Live Die Repeat: Edge of Tomorrow (12) Doug Liman DVD/Blu-ray. 113mins
A young Tom Cruise would have pulled off this daft science-fiction movie with some aplomb but the older version struggles. Jake Gyllenhaal, who starred in the more gripping time-loop actioner Source Code, would have been a better choice and is, obviously, closer to co-star (and love interest) Emily Blunt’s age. Cruise (above, with Blunt) plays cowardly war recruiter Bill Cage, who is ordered to the front to fight Mimics, fearsome invading aliens. He pegs it on his first day in the field but, Groundhog Dog-style, wakes to find himself facing the same ghastly battle again. He’s caught in a time loop but Blunt’s soldier, Rita, was once caught up in the same sort of thing and helps Cage become a great warrior. Never less than watchable hokum, adapted from a Hiroshi Sakurazaka novel.
***
The Other Woman (12) Nick Cassavetes DVD/Blu-ray. 109mins
“Put on something sexy and fix that young man’s plumbing,” is the disturbing advice of Frank (Don Johnson) to his daughter, Carly (Cameron Diaz). So, she duly dons a skimpy outfit and twirls her plunger on the way to her lover’s home, only to find that the sleazeball is married to Leslie Mann’s Kate.
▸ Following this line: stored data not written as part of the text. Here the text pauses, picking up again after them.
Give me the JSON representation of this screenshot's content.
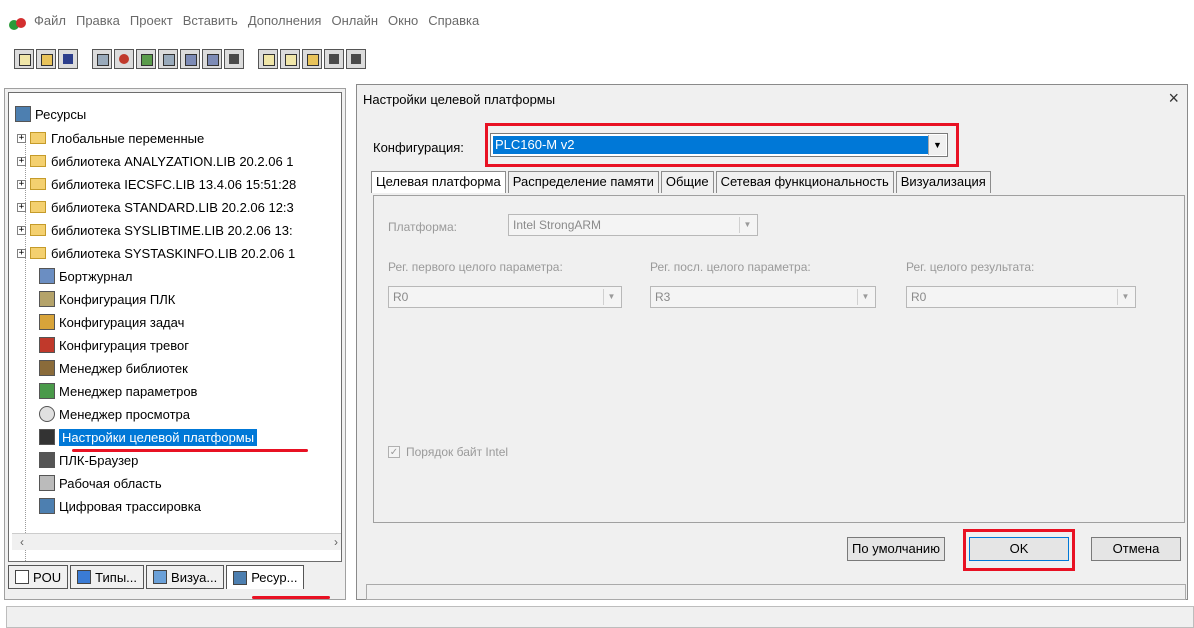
{
  "menu": {
    "items": [
      "Файл",
      "Правка",
      "Проект",
      "Вставить",
      "Дополнения",
      "Онлайн",
      "Окно",
      "Справка"
    ]
  },
  "tree": {
    "root_label": "Ресурсы",
    "items": [
      {
        "label": "Глобальные переменные",
        "icon": "folder-icon"
      },
      {
        "label": "библиотека ANALYZATION.LIB 20.2.06 1",
        "icon": "folder-icon"
      },
      {
        "label": "библиотека IECSFC.LIB 13.4.06 15:51:28",
        "icon": "folder-icon"
      },
      {
        "label": "библиотека STANDARD.LIB 20.2.06 12:3",
        "icon": "folder-icon"
      },
      {
        "label": "библиотека SYSLIBTIME.LIB 20.2.06 13:",
        "icon": "folder-icon"
      },
      {
        "label": "библиотека SYSTASKINFO.LIB 20.2.06 1",
        "icon": "folder-icon"
      },
      {
        "label": "Бортжурнал",
        "icon": "logbook-icon"
      },
      {
        "label": "Конфигурация ПЛК",
        "icon": "plc-config-icon"
      },
      {
        "label": "Конфигурация задач",
        "icon": "task-config-icon"
      },
      {
        "label": "Конфигурация тревог",
        "icon": "alarm-config-icon"
      },
      {
        "label": "Менеджер библиотек",
        "icon": "library-manager-icon"
      },
      {
        "label": "Менеджер параметров",
        "icon": "parameter-manager-icon"
      },
      {
        "label": "Менеджер просмотра",
        "icon": "magnifier-icon"
      },
      {
        "label": "Настройки целевой платформы",
        "icon": "target-settings-icon",
        "selected": true
      },
      {
        "label": "ПЛК-Браузер",
        "icon": "plc-browser-icon"
      },
      {
        "label": "Рабочая область",
        "icon": "workspace-icon"
      },
      {
        "label": "Цифровая трассировка",
        "icon": "trace-icon"
      }
    ]
  },
  "bottom_tabs": [
    "POU",
    "Типы...",
    "Визуа...",
    "Ресур..."
  ],
  "dialog": {
    "title": "Настройки целевой платформы",
    "close_glyph": "×",
    "config_label": "Конфигурация:",
    "config_value": "PLC160-M v2",
    "tabs": [
      "Целевая платформа",
      "Распределение памяти",
      "Общие",
      "Сетевая функциональность",
      "Визуализация"
    ],
    "platform_label": "Платформа:",
    "platform_value": "Intel StrongARM",
    "first_param_label": "Рег. первого целого параметра:",
    "first_param_value": "R0",
    "last_param_label": "Рег. посл. целого параметра:",
    "last_param_value": "R3",
    "result_label": "Рег. целого результата:",
    "result_value": "R0",
    "byte_order_label": "Порядок байт Intel",
    "byte_order_checked": true,
    "default_button": "По умолчанию",
    "ok_button": "OK",
    "cancel_button": "Отмена"
  },
  "colors": {
    "selection": "#0078d7",
    "highlight_red": "#e81123"
  }
}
The mismatched women – Carly is harsh, Kate is soft – gang up to enact revenge (loosening his bowels and attacking his follicles) on cheater Mark (played by Nikolaj Coster-Waldau, aka Jaime Lannister). For the most part it’s a dismal comedy, only redeemed (slightly) by a deranged Mann.
**
300: Rise of an Empire (15) Noam Murro DVD/Blu-ray. 102mins
Lena Headey (aka Cersei Lannister) and an unhinged Eva Green are the only elements keeping this ripe Frank Miller adaptation, concerning Greek and Persian forces squabbling around 480BC, afloat. There’s lots of slow-motion sword clattering, pec-bearing and dicey dialogue (“His eyes had the stink of destiny about him”), but very little sense.
**
Of Horses and Men (15) Benedikt Erlingsson DVD/Blu-ray. 78mins
A remote Icelandic community spy through binoculars on their neighbours’ horses in Benedikt Erlingsson’s very singular examination, divided into six vignettes, of human ridiculousness and equine elegance. Memorable, sumptuously framed and admirably bonkers film-making.
***
Grace of Monaco (PG) Olivier Dahan DVD/Blu-ray. 103mins
“You look tired,” Alfred Hitchcock (Roger Ashton-Griffiths) informs Princess Grace. She does a bit, but she (Nicole Kidman) doesn’t actually look much like the Rear Window star. The plump auteur is trying to coax a bored Grace Kelly back into acting, after a five-year break, with Marnie (“The role of a lifetime”). He fails, of course. Olivier Dahan delivers a very old-fashioned and diabolically scripted regal drama here, from which no actor (Tim Roth, Frank Langella, Derek Jacobi) emerges unscathed.